In the deal just negotiated, the Iranians committed to a number of things that can easily be reversed or restarted should the agreement fall apart. What they did not agree to do, and where the current point of contention lies, is surrender and dismantle their centrifuges and give up their ability to enrich uranium – which they need if they are going to have a civilian nuclear power program but which they also must have if they are going to become an armed nuclear power.

[Vote: Is the U.S. Right to Agree to a Deal on Iran's Nuclear Program?]

Under current international protocols there is no way for Iran to have one without the other. The Bush administration tried to address this through the multi-national structure known as the Global Nuclear Energy Partnership.

Under the terms of the partnership, the existing nuclear powers would develop a system to lease nuclear fuel to countries that wanted to have a civilian nuclear power program, monitor its use, and take it back at the end of its useful life cycle as long as the non-nuclear participating countries agreed not to develop programs of their own. As a non-proliferation effort it made a lot of sense. No participating country could build a bomb that did not already have the capability because they lacked the ability to enrich the uranium to the levels needed to do so but they could still enjoy the benefits of nuclear power. Unfortunately the Obama Administration scrapped the partnership shortly after coming into office.

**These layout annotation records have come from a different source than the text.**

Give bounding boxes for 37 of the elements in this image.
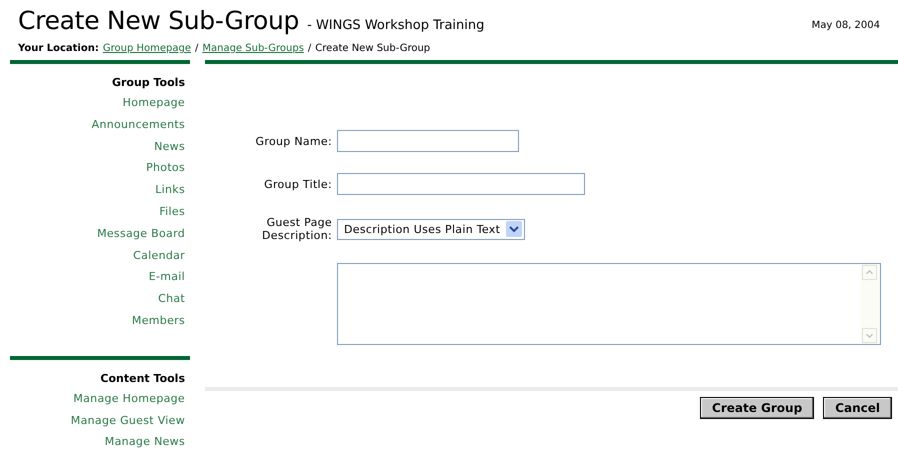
sidebar-link[interactable]: News bbox=[154, 136, 185, 158]
cancel-button[interactable]: Cancel bbox=[823, 397, 892, 419]
field-label: Guest Page Description: bbox=[261, 216, 332, 242]
dropdown[interactable]: Description Uses Plain Text bbox=[337, 218, 526, 240]
sidebar-link[interactable]: Members bbox=[132, 310, 185, 332]
create-button[interactable]: Create Group bbox=[700, 397, 814, 419]
sidebar-link[interactable]: Files bbox=[159, 200, 185, 223]
sidebar-link[interactable]: Homepage bbox=[122, 92, 185, 114]
sidebar-link[interactable]: Manage Guest View bbox=[70, 410, 185, 432]
sidebar-link[interactable]: Links bbox=[155, 179, 185, 201]
separator: / bbox=[194, 43, 198, 54]
sidebar-link[interactable]: Message Board bbox=[97, 222, 185, 245]
group-name: - WINGS Workshop Training bbox=[307, 18, 484, 33]
sidebar-link[interactable]: Photos bbox=[146, 157, 185, 180]
location-label: Your Location: bbox=[18, 43, 99, 54]
page-title: Create New Sub-Group bbox=[18, 6, 300, 35]
caret-icon bbox=[506, 221, 522, 237]
sidebar-link[interactable]: Manage Homepage bbox=[73, 388, 185, 410]
text-field[interactable] bbox=[337, 130, 519, 152]
sidebar-link[interactable]: Calendar bbox=[133, 244, 185, 266]
sidebar-link[interactable]: Announcements bbox=[92, 114, 185, 136]
breadcrumb-link[interactable]: Manage Sub-Groups bbox=[202, 43, 304, 54]
sidebar-link[interactable]: Chat bbox=[158, 288, 185, 310]
sidebar-link[interactable]: E-mail bbox=[148, 266, 185, 288]
sidebar-link[interactable]: Manage News bbox=[104, 431, 185, 454]
scroll-up-icon[interactable] bbox=[862, 265, 877, 280]
sidebar-heading: Group Tools bbox=[112, 76, 185, 89]
date: May 08, 2004 bbox=[812, 20, 880, 31]
separator: / bbox=[308, 43, 312, 54]
breadcrumb-link[interactable]: Group Homepage bbox=[102, 43, 191, 54]
sidebar-heading: Content Tools bbox=[100, 372, 185, 385]
field-label: Group Title: bbox=[264, 178, 332, 190]
text-area[interactable] bbox=[337, 263, 881, 345]
scroll-down-icon[interactable] bbox=[862, 328, 877, 343]
current-page: Create New Sub-Group bbox=[315, 43, 430, 54]
text-field[interactable] bbox=[337, 173, 585, 195]
field-label: Group Name: bbox=[256, 134, 332, 148]
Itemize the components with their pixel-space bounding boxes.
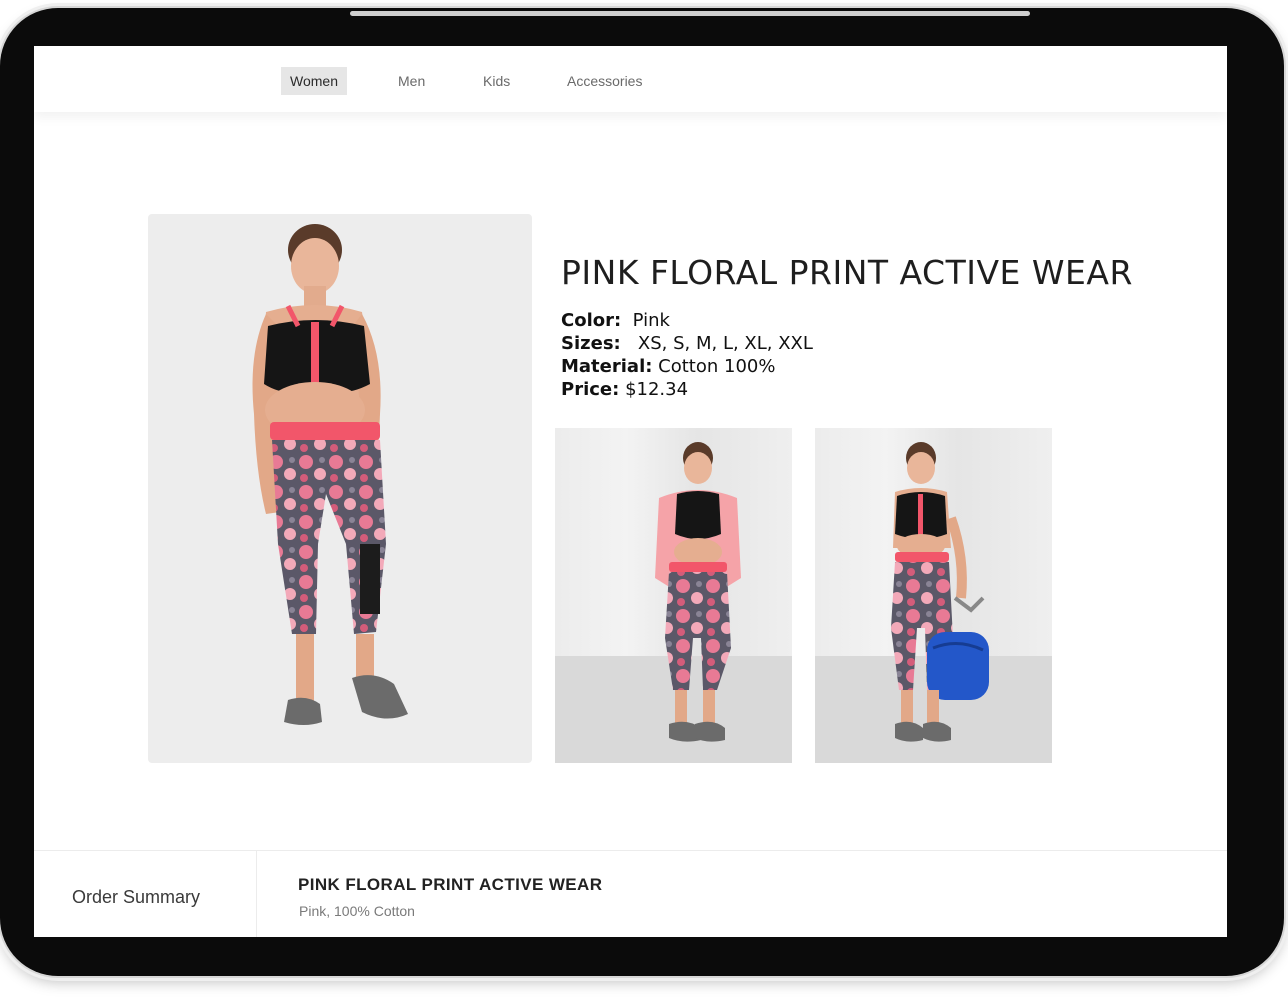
spec-color-value: Pink — [632, 310, 670, 331]
spec-color-label: Color: — [561, 310, 622, 331]
nav-tab-women[interactable]: Women — [281, 67, 347, 95]
spec-material-value: Cotton 100% — [658, 356, 776, 377]
order-summary-bar: Order Summary PINK FLORAL PRINT ACTIVE W… — [34, 850, 1227, 937]
product-title: PINK FLORAL PRINT ACTIVE WEAR — [561, 253, 1133, 292]
spec-sizes-label: Sizes: — [561, 333, 621, 354]
spec-color: Color: Pink — [561, 310, 670, 331]
order-summary-label-cell: Order Summary — [34, 851, 257, 937]
order-summary-item-desc: Pink, 100% Cotton — [299, 903, 415, 919]
top-nav: Women Men Kids Accessories — [34, 46, 1227, 112]
order-summary-item-name: PINK FLORAL PRINT ACTIVE WEAR — [298, 875, 603, 894]
nav-tab-men[interactable]: Men — [389, 67, 434, 95]
spec-price-value: $12.34 — [625, 379, 689, 400]
spec-material: Material: Cotton 100% — [561, 356, 775, 377]
spec-sizes: Sizes: XS, S, M, L, XL, XXL — [561, 333, 813, 354]
app-screen: Women Men Kids Accessories PINK FLORAL P… — [34, 46, 1227, 937]
spec-material-label: Material: — [561, 356, 653, 377]
tablet-top-edge — [350, 11, 1030, 16]
product-thumbnail-2[interactable] — [815, 428, 1052, 763]
product-thumbnail-1[interactable] — [555, 428, 792, 763]
product-main-image[interactable] — [148, 214, 532, 763]
nav-tab-accessories[interactable]: Accessories — [558, 67, 651, 95]
spec-price-label: Price: — [561, 379, 620, 400]
spec-price: Price: $12.34 — [561, 379, 688, 400]
nav-tab-kids[interactable]: Kids — [474, 67, 519, 95]
order-summary-label: Order Summary — [72, 887, 201, 907]
model-with-jacket-illustration — [655, 442, 741, 742]
model-illustration — [252, 224, 408, 725]
spec-sizes-value: XS, S, M, L, XL, XXL — [637, 333, 813, 354]
model-with-bag-illustration — [891, 442, 989, 742]
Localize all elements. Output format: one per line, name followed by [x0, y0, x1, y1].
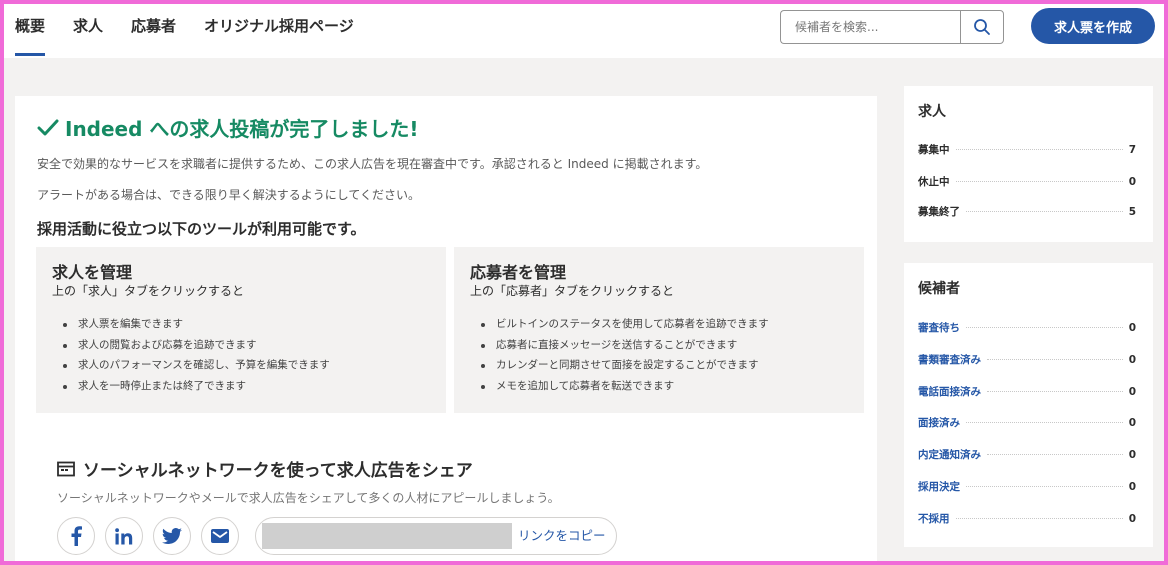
- twitter-share-button[interactable]: [153, 517, 191, 555]
- list-item: カレンダーと同期させて面接を設定することができます: [470, 355, 848, 376]
- candidates-row-offered[interactable]: 内定通知済み 0: [918, 447, 1136, 462]
- checkmark-icon: [37, 118, 59, 138]
- row-count: 0: [1128, 354, 1136, 366]
- manage-jobs-title: 求人を管理: [52, 263, 133, 282]
- tab-overview[interactable]: 概要: [15, 4, 46, 58]
- share-heading: ソーシャルネットワークを使って求人広告をシェア: [57, 456, 473, 481]
- job-url-field[interactable]: [262, 523, 512, 549]
- search-icon: [974, 19, 990, 35]
- linkedin-share-button[interactable]: [105, 517, 143, 555]
- dot-leader: [966, 327, 1123, 328]
- create-job-button[interactable]: 求人票を作成: [1031, 8, 1155, 44]
- search-input[interactable]: [780, 10, 960, 44]
- row-label: 募集中: [918, 144, 950, 156]
- manage-jobs-list: 求人票を編集できます 求人の閲覧および応募を追跡できます 求人のパフォーマンスを…: [52, 314, 430, 396]
- list-item: 求人の閲覧および応募を追跡できます: [52, 335, 430, 356]
- list-item: ビルトインのステータスを使用して応募者を追跡できます: [470, 314, 848, 335]
- row-label: 不採用: [918, 513, 950, 525]
- copy-link-button[interactable]: リンクをコピー: [518, 518, 606, 554]
- row-label: 内定通知済み: [918, 449, 981, 461]
- row-count: 0: [1128, 322, 1136, 334]
- main-panel: Indeed への求人投稿が完了しました! 安全で効果的なサービスを求職者に提供…: [15, 96, 877, 565]
- linkedin-icon: [115, 527, 133, 544]
- list-item: メモを追加して応募者を転送できます: [470, 376, 848, 397]
- candidates-row-hired[interactable]: 採用決定 0: [918, 479, 1136, 494]
- dot-leader: [955, 181, 1123, 182]
- jobs-row-closed[interactable]: 募集終了 5: [918, 204, 1136, 219]
- manage-candidates-title: 応募者を管理: [470, 263, 567, 282]
- top-navigation-bar: 概要 求人 応募者 オリジナル採用ページ 求人票を作成: [4, 4, 1164, 58]
- jobs-summary-card: 求人 募集中 7 休止中 0 募集終了 5: [904, 86, 1153, 242]
- dot-leader: [955, 518, 1123, 519]
- main-nav: 概要 求人 応募者 オリジナル採用ページ: [15, 4, 382, 58]
- list-item: 応募者に直接メッセージを送信することができます: [470, 335, 848, 356]
- success-heading: Indeed への求人投稿が完了しました!: [37, 113, 419, 142]
- facebook-icon: [71, 526, 82, 546]
- manage-candidates-card: 応募者を管理 上の「応募者」タブをクリックすると ビルトインのステータスを使用し…: [454, 247, 864, 413]
- row-count: 0: [1128, 417, 1136, 429]
- success-title-text: Indeed への求人投稿が完了しました!: [65, 117, 419, 141]
- tab-career-page[interactable]: オリジナル採用ページ: [204, 4, 354, 58]
- manage-jobs-card: 求人を管理 上の「求人」タブをクリックすると 求人票を編集できます 求人の閲覧お…: [36, 247, 446, 413]
- manage-candidates-subtitle: 上の「応募者」タブをクリックすると: [470, 284, 675, 298]
- mail-icon: [211, 529, 229, 543]
- row-label: 書類審査済み: [918, 354, 981, 366]
- tab-jobs[interactable]: 求人: [73, 4, 103, 58]
- row-label: 採用決定: [918, 481, 960, 493]
- list-item: 求人を一時停止または終了できます: [52, 376, 430, 397]
- row-count: 7: [1128, 144, 1136, 156]
- dot-leader: [966, 211, 1123, 212]
- candidates-row-pending[interactable]: 審査待ち 0: [918, 320, 1136, 335]
- row-count: 0: [1128, 176, 1136, 188]
- row-label: 募集終了: [918, 206, 960, 218]
- row-count: 5: [1128, 206, 1136, 218]
- row-label: 休止中: [918, 176, 950, 188]
- row-count: 0: [1128, 513, 1136, 525]
- candidates-summary-title: 候補者: [918, 281, 960, 297]
- row-label: 面接済み: [918, 417, 960, 429]
- row-label: 審査待ち: [918, 322, 960, 334]
- row-count: 0: [1128, 481, 1136, 493]
- tools-heading: 採用活動に役立つ以下のツールが利用可能です。: [37, 220, 366, 238]
- job-link-box: リンクをコピー: [255, 517, 617, 555]
- row-label: 電話面接済み: [918, 386, 981, 398]
- candidates-row-screened[interactable]: 書類審査済み 0: [918, 352, 1136, 367]
- twitter-icon: [162, 528, 182, 544]
- dot-leader: [987, 391, 1123, 392]
- share-description: ソーシャルネットワークやメールで求人広告をシェアして多くの人材にアピールしましょ…: [57, 491, 560, 505]
- facebook-share-button[interactable]: [57, 517, 95, 555]
- email-share-button[interactable]: [201, 517, 239, 555]
- manage-candidates-list: ビルトインのステータスを使用して応募者を追跡できます 応募者に直接メッセージを送…: [470, 314, 848, 396]
- calendar-icon: [57, 461, 75, 477]
- dot-leader: [955, 149, 1123, 150]
- dot-leader: [966, 422, 1123, 423]
- manage-jobs-subtitle: 上の「求人」タブをクリックすると: [52, 284, 245, 298]
- jobs-summary-title: 求人: [918, 104, 946, 120]
- search-bar: [780, 10, 1004, 44]
- row-count: 0: [1128, 386, 1136, 398]
- jobs-row-paused[interactable]: 休止中 0: [918, 174, 1136, 189]
- alert-notice: アラートがある場合は、できる限り早く解決するようにしてください。: [37, 188, 421, 202]
- row-count: 0: [1128, 449, 1136, 461]
- list-item: 求人のパフォーマンスを確認し、予算を編集できます: [52, 355, 430, 376]
- share-title-text: ソーシャルネットワークを使って求人広告をシェア: [83, 461, 473, 481]
- candidates-row-phone[interactable]: 電話面接済み 0: [918, 384, 1136, 399]
- dot-leader: [987, 359, 1123, 360]
- search-button[interactable]: [960, 10, 1004, 44]
- list-item: 求人票を編集できます: [52, 314, 430, 335]
- tab-candidates[interactable]: 応募者: [131, 4, 176, 58]
- jobs-row-open[interactable]: 募集中 7: [918, 142, 1136, 157]
- review-notice: 安全で効果的なサービスを求職者に提供するため、この求人広告を現在審査中です。承認…: [37, 157, 708, 171]
- dot-leader: [987, 454, 1123, 455]
- candidates-summary-card: 候補者 審査待ち 0 書類審査済み 0 電話面接済み 0 面接済み 0 内定通知…: [904, 263, 1153, 547]
- candidates-row-interviewed[interactable]: 面接済み 0: [918, 415, 1136, 430]
- candidates-row-rejected[interactable]: 不採用 0: [918, 511, 1136, 526]
- dot-leader: [966, 486, 1123, 487]
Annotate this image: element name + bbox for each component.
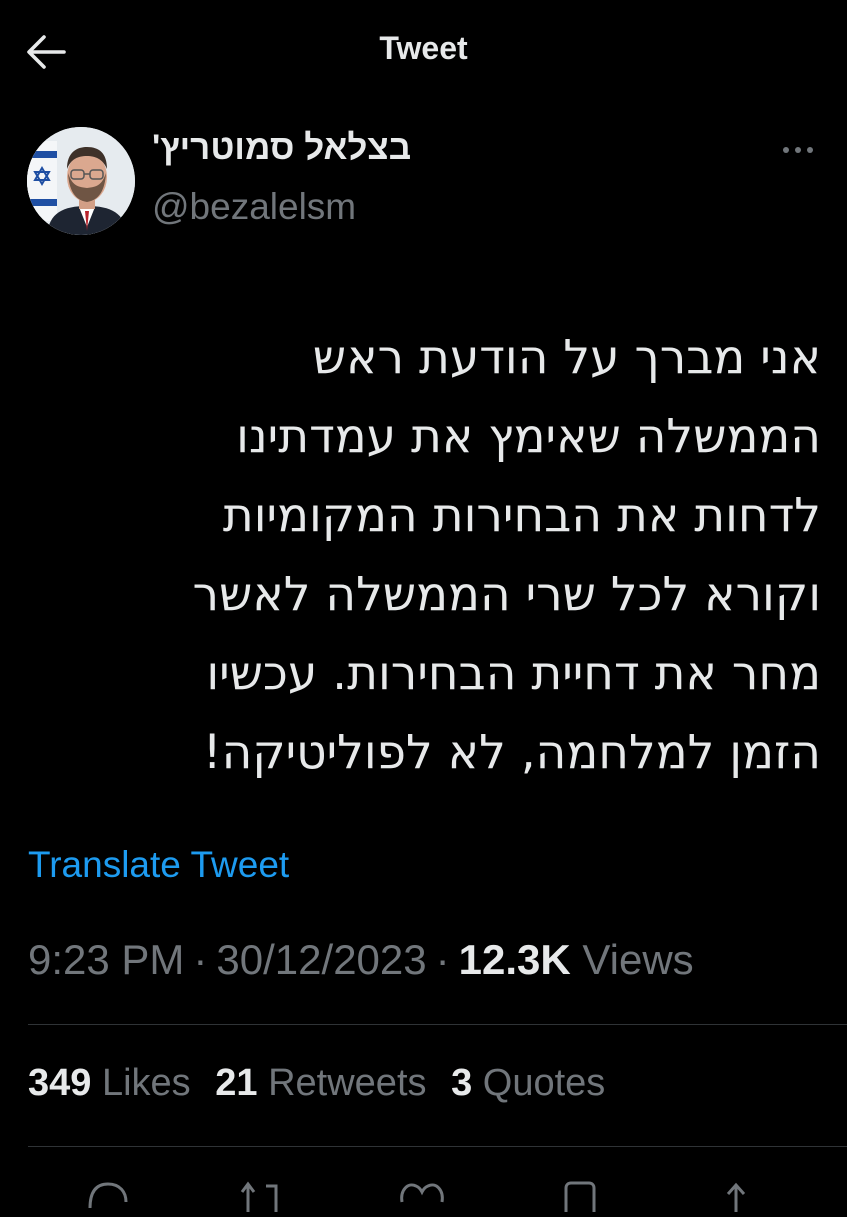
author-handle[interactable]: @bezalelsm	[152, 186, 356, 228]
author-name[interactable]: בצלאל סמוטריץ'	[152, 128, 411, 168]
reply-button[interactable]	[84, 1172, 132, 1212]
tweet-text-line: לדחות את הבחירות המקומיות	[222, 488, 821, 543]
quotes-stat[interactable]: 3 Quotes	[451, 1062, 605, 1104]
divider	[28, 1146, 847, 1147]
avatar-image	[27, 127, 135, 235]
meta-separator: ·	[193, 936, 208, 983]
tweet-meta: 9:23 PM · 30/12/2023 · 12.3K Views	[28, 936, 694, 984]
likes-label: Likes	[101, 1062, 191, 1104]
views-label: Views	[582, 936, 694, 983]
tweet-text-line: אני מברך על הודעת ראש	[312, 330, 821, 385]
tweet-text-line: מחר את דחיית הבחירות. עכשיו	[206, 646, 821, 701]
share-icon	[726, 1182, 746, 1212]
translate-link[interactable]: Translate Tweet	[28, 844, 289, 886]
retweets-label: Retweets	[268, 1062, 427, 1104]
like-button[interactable]	[398, 1172, 446, 1212]
reply-icon	[88, 1182, 128, 1209]
tweet-text-line: וקורא לכל שרי הממשלה לאשר	[192, 567, 821, 622]
engagement-stats: 349 Likes 21 Retweets 3 Quotes	[28, 1062, 619, 1105]
more-button[interactable]	[776, 136, 820, 164]
quotes-count: 3	[451, 1062, 473, 1104]
tweet-text-line: הממשלה שאימץ את עמדתינו	[236, 409, 821, 464]
likes-count: 349	[28, 1062, 92, 1104]
share-button[interactable]	[712, 1172, 760, 1212]
top-bar: Tweet	[0, 0, 847, 100]
bookmark-icon	[564, 1181, 596, 1212]
retweets-count: 21	[215, 1062, 258, 1104]
meta-separator: ·	[435, 936, 450, 983]
page-title: Tweet	[379, 30, 468, 66]
quotes-label: Quotes	[482, 1062, 606, 1104]
tweet-text-line: הזמן למלחמה, לא לפוליטיקה!	[202, 725, 821, 780]
retweet-icon	[240, 1181, 278, 1212]
retweet-button[interactable]	[236, 1172, 284, 1212]
likes-stat[interactable]: 349 Likes	[28, 1062, 191, 1104]
divider	[28, 1024, 847, 1025]
tweet-date[interactable]: 30/12/2023	[216, 936, 426, 983]
avatar[interactable]	[27, 127, 135, 235]
bookmark-button[interactable]	[556, 1172, 604, 1212]
retweets-stat[interactable]: 21 Retweets	[215, 1062, 426, 1104]
like-icon	[400, 1183, 444, 1203]
tweet-text: אני מברך על הודעת ראש הממשלה שאימץ את עמ…	[31, 318, 821, 792]
views-count: 12.3K	[458, 936, 571, 983]
tweet-time[interactable]: 9:23 PM	[28, 936, 184, 983]
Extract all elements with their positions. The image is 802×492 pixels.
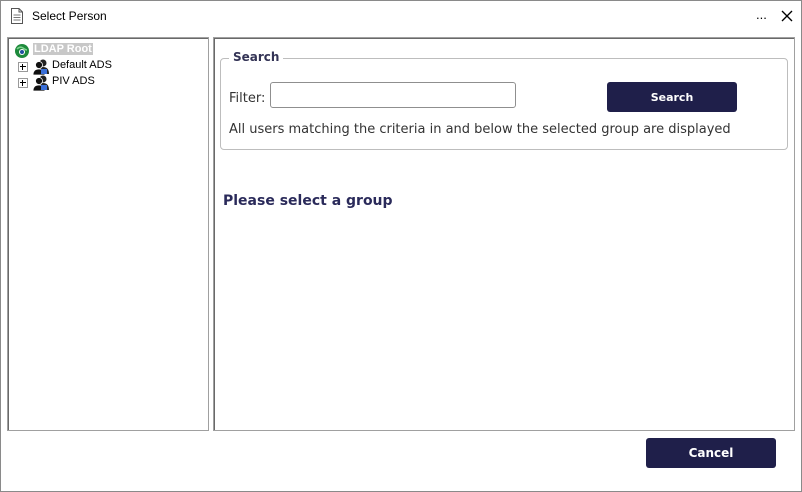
document-icon [11,8,23,24]
expand-icon[interactable] [18,62,28,72]
title-bar: Select Person ... [1,1,801,33]
filter-label: Filter: [229,91,266,106]
window-title: Select Person [32,9,107,23]
status-message: Please select a group [223,193,393,209]
tree-node-label[interactable]: Default ADS [51,59,113,71]
user-group-icon [32,75,49,91]
search-button[interactable]: Search [607,82,737,112]
group-tree[interactable]: LDAP Root Default ADS PIV ADS [7,37,209,431]
search-legend: Search [229,50,284,64]
search-groupbox: Search Filter: Search All users matching… [220,50,788,150]
search-hint: All users matching the criteria in and b… [229,122,731,137]
tree-node-label[interactable]: PIV ADS [51,75,96,87]
tree-root-label[interactable]: LDAP Root [33,43,93,55]
globe-network-icon [15,44,29,58]
more-options-button[interactable]: ... [756,7,767,22]
cancel-button[interactable]: Cancel [646,438,776,468]
close-icon[interactable] [775,5,799,27]
filter-input[interactable] [270,82,516,108]
expand-icon[interactable] [18,78,28,88]
user-group-icon [32,59,49,75]
results-pane: Search Filter: Search All users matching… [213,37,795,431]
select-person-dialog: Select Person ... LDAP Root Default ADS … [0,0,802,492]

Right now, however, Iran has Obama over a barrel. It can comply with the agreement as it understands it to be while the president silently respects the breech or the White House, much as it has done when contentious points have been raised against the health care law, can find a way to issue a waiver, an exemption, or provide some other way to smooth over the disagreement without opening up a can of worms. This is a dangerous kind of diplomacy, one that will only embolden the Iranians to demand more from the western powers and China when it comes time to renegotiate the deal.

In sum what was a bad idea conceptually has quickly devolved into a pact that will be difficult if not impossible to implement because the parties involved do not agree what it is they agreed to. At one level its farce; at another it is a serious threat to U.S. diplomacy and America's allies in the region. It has harmed our relations with the Saudis, Israel feels – and probably rightly so – that it leaves them uncomfortably exposed, and it reinforces Obama's international reputation for being a soft touch and a weak ally. Better to walk away now, while Iran still has an incentive to come back to the table and renegotiate – and $7 billion is a powerful incentive – than to paper over the difference and hope they will not matter in the future. To strike out on the latter path is to lay down a sucker's bet.